MARTIN, GANOTIS, BROWN, MOULD & CURRIE, P.C., DEWITT (CHARLES E. PATTON OF COUNSEL), FOR DEFENDANTS-APPELLANTS.
PORTER LAW GROUP, SYRACUSE (MARY E. LANGAN OF COUNSEL), FOR PLAINTIFF-RESPONDENT.
Appeal from an order of the Supreme Court, Onondaga County (Gerard J. Neri, J.), entered June 5, 2024. The order denied defendants' motion for partial summary judgment.
It is hereby ORDERED that the order so appealed from is unanimously affirmed without costs.
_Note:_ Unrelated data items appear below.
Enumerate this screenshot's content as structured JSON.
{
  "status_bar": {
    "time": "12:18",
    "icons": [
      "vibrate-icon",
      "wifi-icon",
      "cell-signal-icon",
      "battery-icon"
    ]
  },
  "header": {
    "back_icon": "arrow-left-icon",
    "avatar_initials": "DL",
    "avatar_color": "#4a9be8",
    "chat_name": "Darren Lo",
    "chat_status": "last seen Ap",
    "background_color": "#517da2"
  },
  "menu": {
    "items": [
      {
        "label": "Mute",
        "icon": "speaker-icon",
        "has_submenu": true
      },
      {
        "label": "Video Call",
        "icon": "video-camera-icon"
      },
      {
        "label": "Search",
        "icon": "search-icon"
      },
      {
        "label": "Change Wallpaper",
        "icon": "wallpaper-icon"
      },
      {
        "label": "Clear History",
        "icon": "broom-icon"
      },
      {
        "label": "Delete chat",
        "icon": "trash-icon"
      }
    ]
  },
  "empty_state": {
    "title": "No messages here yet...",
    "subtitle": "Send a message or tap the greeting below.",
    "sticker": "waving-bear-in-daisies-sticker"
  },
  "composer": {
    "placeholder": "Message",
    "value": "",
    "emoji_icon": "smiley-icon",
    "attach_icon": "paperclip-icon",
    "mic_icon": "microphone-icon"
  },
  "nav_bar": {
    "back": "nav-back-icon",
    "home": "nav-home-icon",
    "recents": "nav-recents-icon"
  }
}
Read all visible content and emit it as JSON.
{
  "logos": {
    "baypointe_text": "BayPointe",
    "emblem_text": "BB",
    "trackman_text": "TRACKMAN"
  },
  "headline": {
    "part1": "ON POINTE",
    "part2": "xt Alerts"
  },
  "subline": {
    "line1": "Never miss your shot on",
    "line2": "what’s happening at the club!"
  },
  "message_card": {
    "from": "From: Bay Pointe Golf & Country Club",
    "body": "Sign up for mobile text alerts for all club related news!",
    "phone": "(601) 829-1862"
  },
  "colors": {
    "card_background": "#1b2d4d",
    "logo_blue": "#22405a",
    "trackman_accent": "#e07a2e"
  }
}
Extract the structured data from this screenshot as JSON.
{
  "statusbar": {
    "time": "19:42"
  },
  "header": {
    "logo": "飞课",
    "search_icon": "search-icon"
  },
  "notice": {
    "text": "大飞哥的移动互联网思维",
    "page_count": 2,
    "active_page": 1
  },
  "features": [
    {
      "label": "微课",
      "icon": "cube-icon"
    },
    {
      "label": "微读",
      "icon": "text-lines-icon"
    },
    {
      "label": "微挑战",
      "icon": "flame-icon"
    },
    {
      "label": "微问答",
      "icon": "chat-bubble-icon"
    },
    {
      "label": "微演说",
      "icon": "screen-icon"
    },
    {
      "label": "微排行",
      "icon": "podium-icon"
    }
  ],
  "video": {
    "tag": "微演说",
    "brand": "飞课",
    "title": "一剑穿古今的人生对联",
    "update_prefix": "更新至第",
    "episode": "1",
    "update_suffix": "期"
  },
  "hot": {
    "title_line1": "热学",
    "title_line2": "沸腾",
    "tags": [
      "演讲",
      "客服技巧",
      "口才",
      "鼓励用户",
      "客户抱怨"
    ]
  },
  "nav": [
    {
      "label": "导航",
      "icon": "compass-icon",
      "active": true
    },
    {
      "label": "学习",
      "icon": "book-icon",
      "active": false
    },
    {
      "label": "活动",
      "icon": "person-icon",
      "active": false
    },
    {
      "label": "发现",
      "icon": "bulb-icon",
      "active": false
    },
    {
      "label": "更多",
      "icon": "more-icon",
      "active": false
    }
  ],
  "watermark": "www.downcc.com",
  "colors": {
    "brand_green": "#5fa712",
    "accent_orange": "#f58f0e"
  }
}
Memorandum: Plaintiff commenced this medical malpractice, lack of informed consent, and wrongful death action seeking damages for decedent's injuries and death as a result of the alleged negligent treatment provided to decedent at defendant Syracuse Gastroenterological Associates, P.C. (SGA) by defendants Mark H. Kasowitz, M.D., and Sekou R. Rawlins, M.D. Plaintiff's complaint, as amplified by the bill of particulars, alleges that Rawlins failed to properly and adequately advise decedent of the importance of undergoing surveillance colonoscopies, in light of his medical history and his increased risk of colorectal cancer. According to plaintiff, had decedent undergone an earlier colonoscopy, the cancer diagnosis would have occurred at a time when curative treatments would have been available. Defendants moved for, inter alia, summary judgment dismissing the complaint against Rawlins and partial summary judgment dismissing claims of vicarious liability against SGA for care rendered by Rawlins. Defendants now appeal from an order denying their motion. We affirm.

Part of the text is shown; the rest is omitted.